Lori: Yeah. We're always messing up.

Lincoln: All we do is make his life worse.

Lynn Sr.: Whoa, whoa, kids, what are you talking about? You make my life better everyday. This is just a job. Don't worry. I can find another one.

[The kids smile and hug their dad; Sergei gets tears in his eyes, touched by their love.]

Sergei: I can't say nyet to a man with such a nice family. You got your job back.

Louds: YAY!

Lola: YES! MY DADDY'S GONNA WISH THE DISHES!

[The words "dishes" start echoing in Sergei's mind, for he recognizes that voice.]

Sergei: [terrified] Ah! You! [leaps in fear onto a dish and catapults onto a pile of dirty ones.] Ooh! Ow, my cooking arm.

Lynn Sr.: Chef Sergei!

Lisa: [checks the arm] Hmm. Appears to be a hairline fracture. You'll need to keep that immobilized for at least three weeks.

[The kids help Sergei up.]

Sergei: I'm sorry, Lynn. I know I just gave you job back, but I'm going to have to shut down for a while.

[Lynn Sr. sighs with despair.]

Lincoln: [notices the dirty dishes and gets an idea.] Maybe not!

[Lynn Sr. and the kids are working in the kitchen while Sergei rests his arm. Enter Leni as a waitress.]

Leni: OMGosh, you guys! The dining room is packed!

Lori: [dressed as a waitress as well] Everyone loves Dad's Kona caviar breakfast sandwiches.

Sergei: [enjoying a sandwich himself] Mmm. Lynn, you don't need to train to be a chef. You already are one! Forget about the dish washing. I'm making you my co-chef.

[Lynn Sr. smiles with joy and the kids cheer.]

Sergei: [takes Lynn Sr.'s arm] Come with me. I want the customers to know who made this delicious meal.

Lola: [notices something on the table] Ooh! Sergei didn't finish his breakfast sandwich!

Loud Kids: DIBS!

[They all lunge at the sandwich in a freeze frame.]
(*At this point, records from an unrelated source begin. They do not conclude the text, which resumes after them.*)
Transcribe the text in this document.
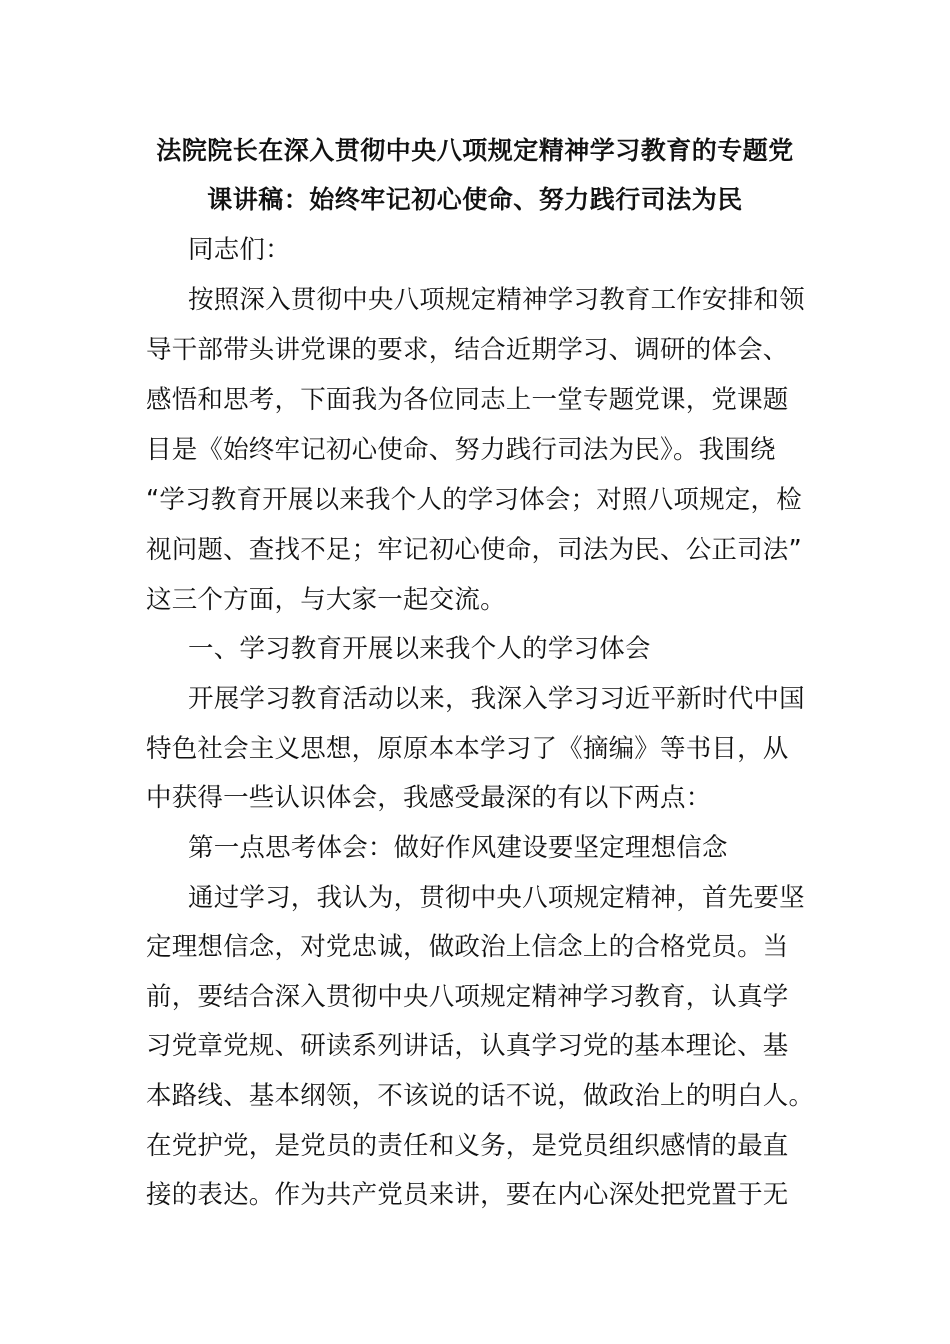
法院院长在深入贯彻中央八项规定精神学习教育的专题党
课讲稿：始终牢记初心使命、努力践行司法为民
同志们：
按照深入贯彻中央八项规定精神学习教育工作安排和领
导干部带头讲党课的要求，结合近期学习、调研的体会、
感悟和思考，下面我为各位同志上一堂专题党课，党课题
目是《始终牢记初心使命、努力践行司法为民》。我围绕
“学习教育开展以来我个人的学习体会；对照八项规定，检
视问题、查找不足；牢记初心使命，司法为民、公正司法”
这三个方面，与大家一起交流。
一、学习教育开展以来我个人的学习体会
开展学习教育活动以来，我深入学习习近平新时代中国
特色社会主义思想，原原本本学习了《摘编》等书目，从
中获得一些认识体会，我感受最深的有以下两点：
第一点思考体会：做好作风建设要坚定理想信念
通过学习，我认为，贯彻中央八项规定精神，首先要坚
定理想信念，对党忠诚，做政治上信念上的合格党员。当
前，要结合深入贯彻中央八项规定精神学习教育，认真学
习党章党规、研读系列讲话，认真学习党的基本理论、基
本路线、基本纲领，不该说的话不说，做政治上的明白人。
在党护党，是党员的责任和义务，是党员组织感情的最直
接的表达。作为共产党员来讲，要在内心深处把党置于无
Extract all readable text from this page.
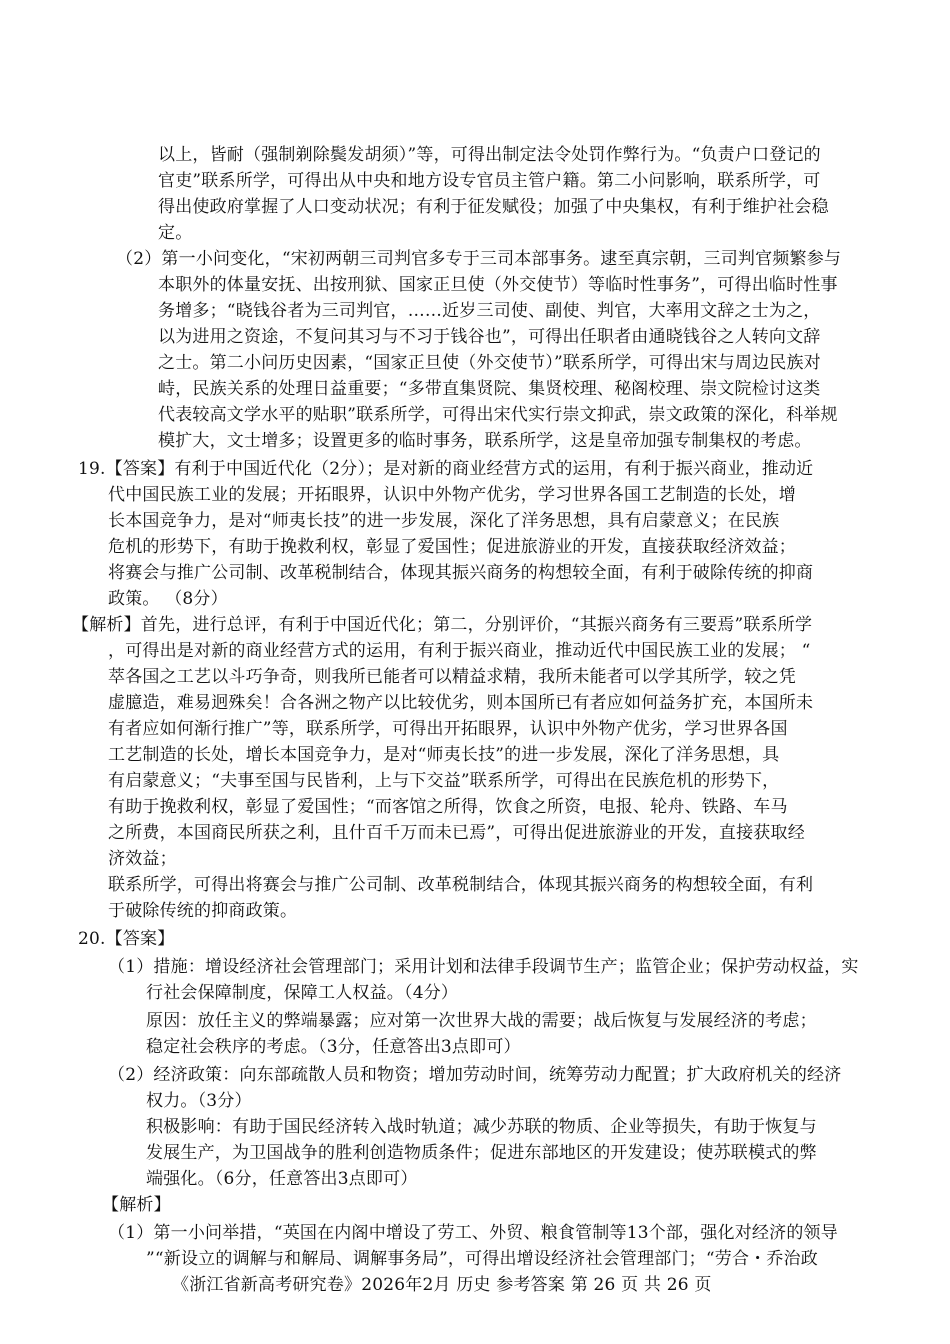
以上，皆耐（强制剃除鬓发胡须）”等，可得出制定法令处罚作弊行为。“负责户口登记的
官吏”联系所学，可得出从中央和地方设专官员主管户籍。第二小问影响，联系所学，可
得出使政府掌握了人口变动状况；有利于征发赋役；加强了中央集权，有利于维护社会稳
定。
（2）第一小问变化，“宋初两朝三司判官多专于三司本部事务。逮至真宗朝，三司判官频繁参与
本职外的体量安抚、出按刑狱、国家正旦使（外交使节）等临时性事务”，可得出临时性事
务增多；“晓钱谷者为三司判官，……近岁三司使、副使、判官，大率用文辞之士为之，
以为进用之资途，不复问其习与不习于钱谷也”，可得出任职者由通晓钱谷之人转向文辞
之士。第二小问历史因素，“国家正旦使（外交使节）”联系所学，可得出宋与周边民族对
峙，民族关系的处理日益重要；“多带直集贤院、集贤校理、秘阁校理、崇文院检讨这类
代表较高文学水平的贴职”联系所学，可得出宋代实行崇文抑武，崇文政策的深化，科举规
模扩大，文士增多；设置更多的临时事务，联系所学，这是皇帝加强专制集权的考虑。
19.【答案】有利于中国近代化（2分）；是对新的商业经营方式的运用，有利于振兴商业，推动近
代中国民族工业的发展；开拓眼界，认识中外物产优劣，学习世界各国工艺制造的长处，增
长本国竞争力，是对“师夷长技”的进一步发展，深化了洋务思想，具有启蒙意义；在民族
危机的形势下，有助于挽救利权，彰显了爱国性；促进旅游业的开发，直接获取经济效益；
将赛会与推广公司制、改革税制结合，体现其振兴商务的构想较全面，有利于破除传统的抑商
政策。 （8分）
【解析】首先，进行总评，有利于中国近代化；第二，分别评价，“其振兴商务有三要焉”联系所学
，可得出是对新的商业经营方式的运用，有利于振兴商业，推动近代中国民族工业的发展； “
萃各国之工艺以斗巧争奇，则我所已能者可以精益求精，我所未能者可以学其所学，较之凭
虚臆造，难易迥殊矣！合各洲之物产以比较优劣，则本国所已有者应如何益务扩充，本国所未
有者应如何渐行推广”等，联系所学，可得出开拓眼界，认识中外物产优劣，学习世界各国
工艺制造的长处，增长本国竞争力，是对“师夷长技”的进一步发展，深化了洋务思想，具
有启蒙意义；“夫事至国与民皆利，上与下交益”联系所学，可得出在民族危机的形势下，
有助于挽救利权，彰显了爱国性；“而客馆之所得，饮食之所资，电报、轮舟、铁路、车马
之所费，本国商民所获之利，且什百千万而未已焉”，可得出促进旅游业的开发，直接获取经
济效益；
联系所学，可得出将赛会与推广公司制、改革税制结合，体现其振兴商务的构想较全面，有利
于破除传统的抑商政策。
20.【答案】
（1）措施：增设经济社会管理部门；采用计划和法律手段调节生产；监管企业；保护劳动权益，实
行社会保障制度，保障工人权益。（4分）
原因：放任主义的弊端暴露；应对第一次世界大战的需要；战后恢复与发展经济的考虑；
稳定社会秩序的考虑。（3分，任意答出3点即可）
（2）经济政策：向东部疏散人员和物资；增加劳动时间，统筹劳动力配置；扩大政府机关的经济
权力。（3分）
积极影响：有助于国民经济转入战时轨道；减少苏联的物质、企业等损失，有助于恢复与
发展生产，为卫国战争的胜利创造物质条件；促进东部地区的开发建设；使苏联模式的弊
端强化。（6分，任意答出3点即可）
【解析】
（1）第一小问举措，“英国在内阁中增设了劳工、外贸、粮食管制等13个部，强化对经济的领导
”“新设立的调解与和解局、调解事务局”，可得出增设经济社会管理部门；“劳合・乔治政
《浙江省新高考研究卷》2026年2月 历史 参考答案 第 26 页 共 26 页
[Meanwhile, at the new office, Mr. Grouse, wearing the Lynn Sr. wig, is helping a customer with his computer.]

Mr. Grouse: There you go. All fixed.

Customer: Uh, great. Thanks. Could you log out for me?

Mr. Grouse: Sure. [grabs a wooden log and bashes the computer with it.] Good thing I brought a log.